Bernardo Carpio

Personal information
- Born: May 7, 1958 (age 68)
- Listed height: 6 ft 4 in (1.93 m)
- Listed weight: 188 lb (85 kg)

Career information
- High school: UST (Manila)
- College: Ateneo
- Playing career: 1980–1992
- Position: Power forward / center
- Number: 29

Career history
- 1980–1982: Crispa Redmanizers
- 1983–1990: Great Taste Coffee Makers/Presto Tivolis
- 1991–1992: Pepsi/7-Up Uncolas

= Bernardo Carpio (basketball) =

Filipino basketball player

Jose Bernardo "Joy" Carpio (born May 7, 1958) is a retired Filipino professional basketball player who played in the Philippine Basketball Association (PBA).
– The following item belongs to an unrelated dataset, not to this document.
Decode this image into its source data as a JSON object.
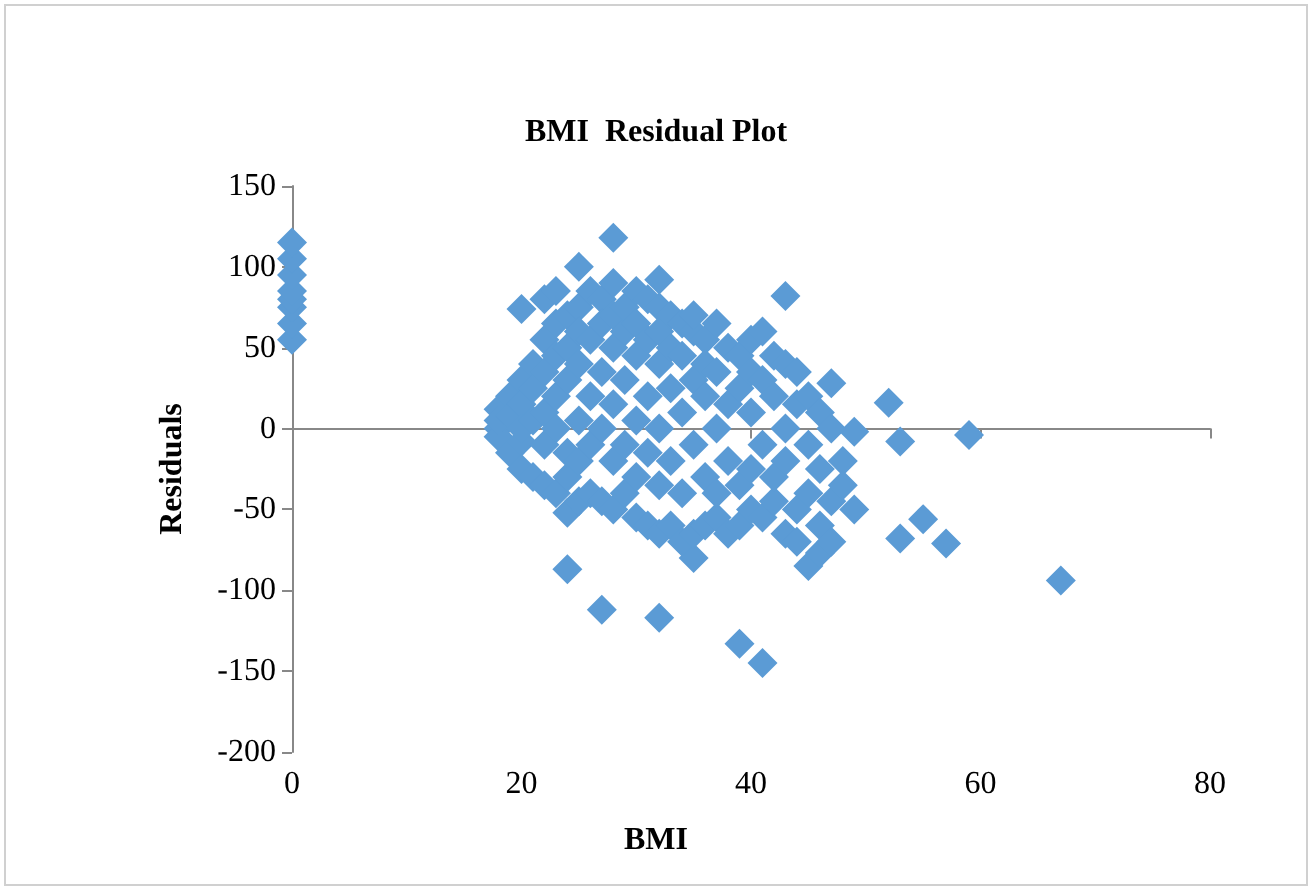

==High school and college career==

Carpio teamed up with Fritz Gaston, Steve Watson, future pro teammate Padim Israel and Chito Narvasa as a 6’4” center-forward for the Ateneo Blue Eagles from 1974 to 1977, winning back-to-back NCAA titles in 1975 and 1976. He also earned Most Valuable Player honors in 1977.

==Professional career==

Carpio joined the Crispa Redmanizers and learned from the team's resident stars like Atoy Co, Freddie Hubalde, Abet Guidaben and Philip Cezar. He was a reliable off-the-bench player as Crispa constantly battled Toyota for PBA trophies. In 1983, he would join a powerhouse offensive team in Great Taste, which boasted of a very promising center in Manny Victorino, 3-time MVP Bogs Adornado (acquired from the disbanded U/tex team) and sensational Fil-Am rookie Ricardo Brown. Carpio faced his former team in two straight championship series (the Reinforced and the Open), losing both to the Grand Slam-winning Redmanizers. Great Taste, however, exacted sweet revenge against Crispa in the Third Conference of the following year, en route to three straight titles extending all the way to the 1985 season. While playing for the Coffee Makers, he earned the moniker "The Scavenger" from commentator Pinggoy Pengson for his penchant for collaring offensive rebounds and following up on missed shots as well as recovering loose balls. After spending the tailend of his career with Seven-Up, he was forced to end his playing days after nagging knee injuries could no longer be repaired. He spent 13 seasons in the PBA.

==Life after basketball==

Carpio currently works as a public relations officer in the Commission on Elections.